Joshi and Finin receive NSF award to study information extraction
Anupam Joshi and Tim Finin have received a $200,000 research award from the NSF Division of Information and Intelligent Systems for a two-year project focused on extracting information from tables. The project, T2K: From Tables to Knowledge, will explore the feasibility of automatically extracting new knowledge directly from data found in spreadsheets, database relations, and document tables and representing it as highly interoperable linked open data (LOD) in the Semantic Web language RDF. The extraction is guided by probabilistic graphical models that use statistical information mined from current LOD knowledge resources.
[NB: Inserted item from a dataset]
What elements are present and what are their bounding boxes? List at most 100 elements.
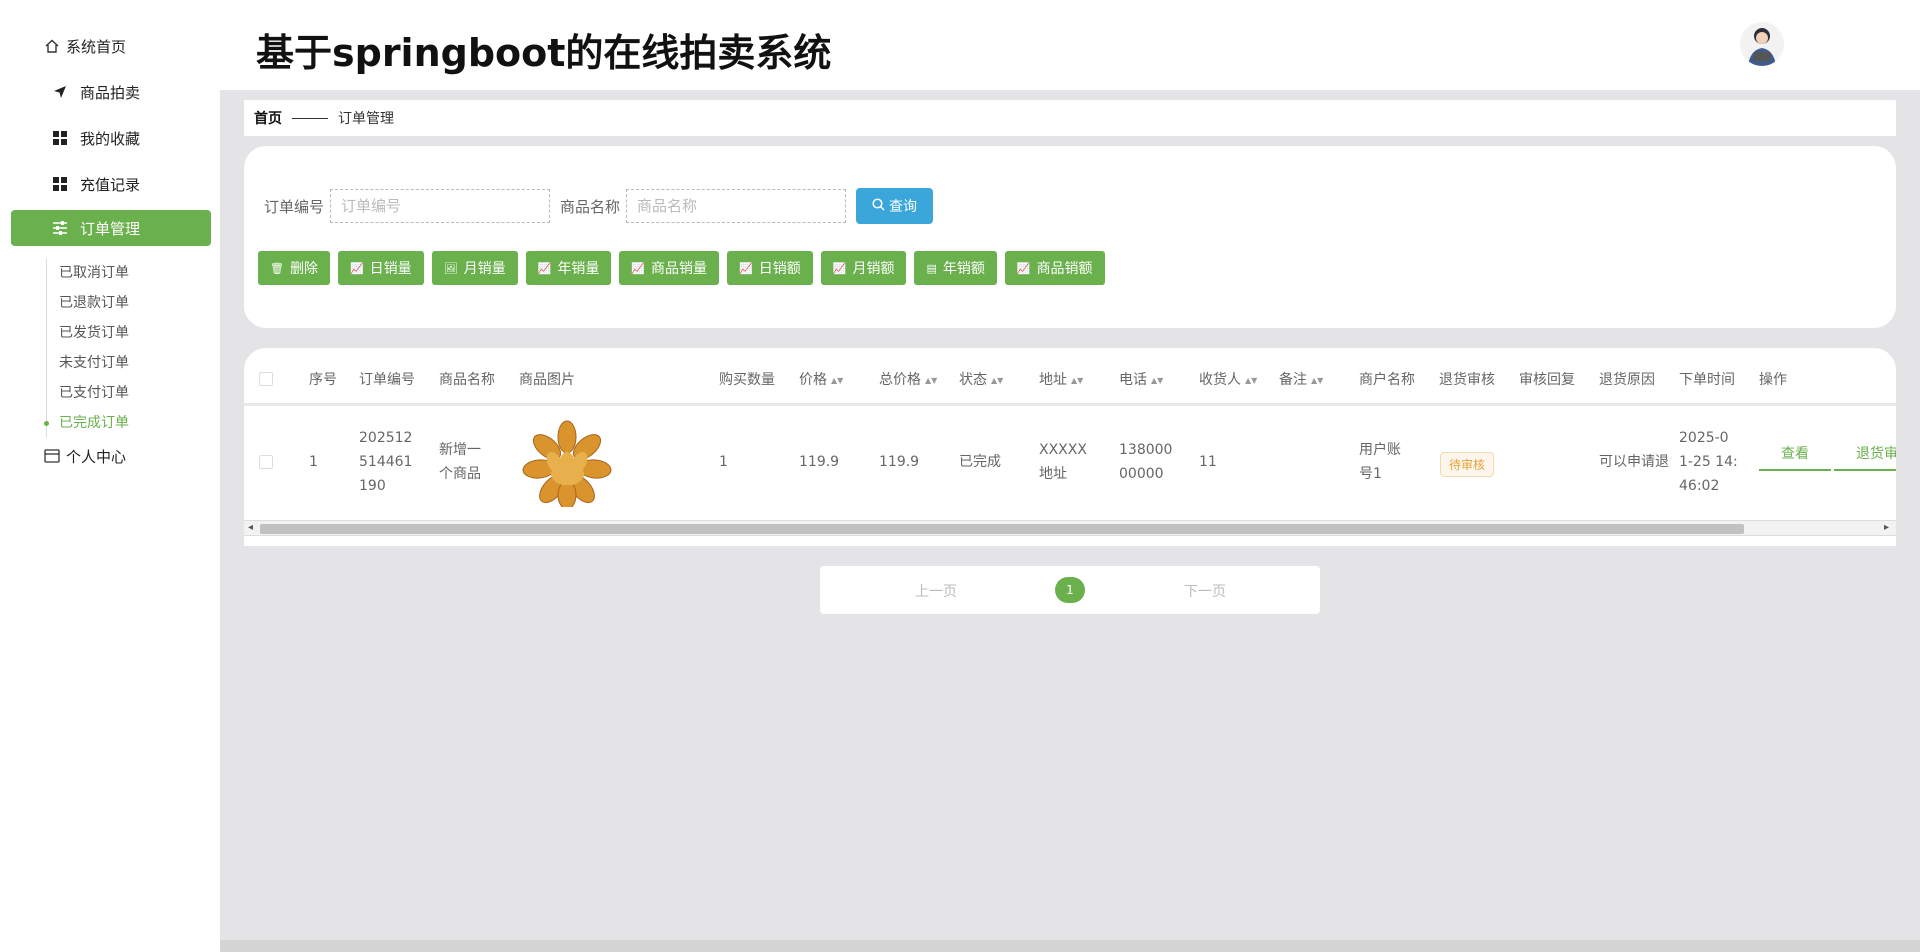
col-status-label: 状态	[959, 372, 987, 388]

To demonstrate the potential payoff of the research, the system is used to extract knowledge from tables collected from medical journals and tables from web sites like data.gov.
While the W3C semantic web languages RDF and OWL are used to represent the knowledge, the results are applicable to other semantic data frameworks such as Microdata (Search Consortium), Freebase (Google), Probase (Microsoft) and the Open Graph (Facebook). The open sourced prototype software allows other researchers to experiment with automatically producing semantically enriched data from tables for their domains.
If successful, such software extraction systems are expected to become part of a new online knowledge ecology — both consuming existing LOD knowledge to understand the intended meaning implicit in a table and producing new facts and knowledge that will become part of Web. This represents a dramatic increase in the breadth and depth of public semantic data that can make “big data'' analytics more effective.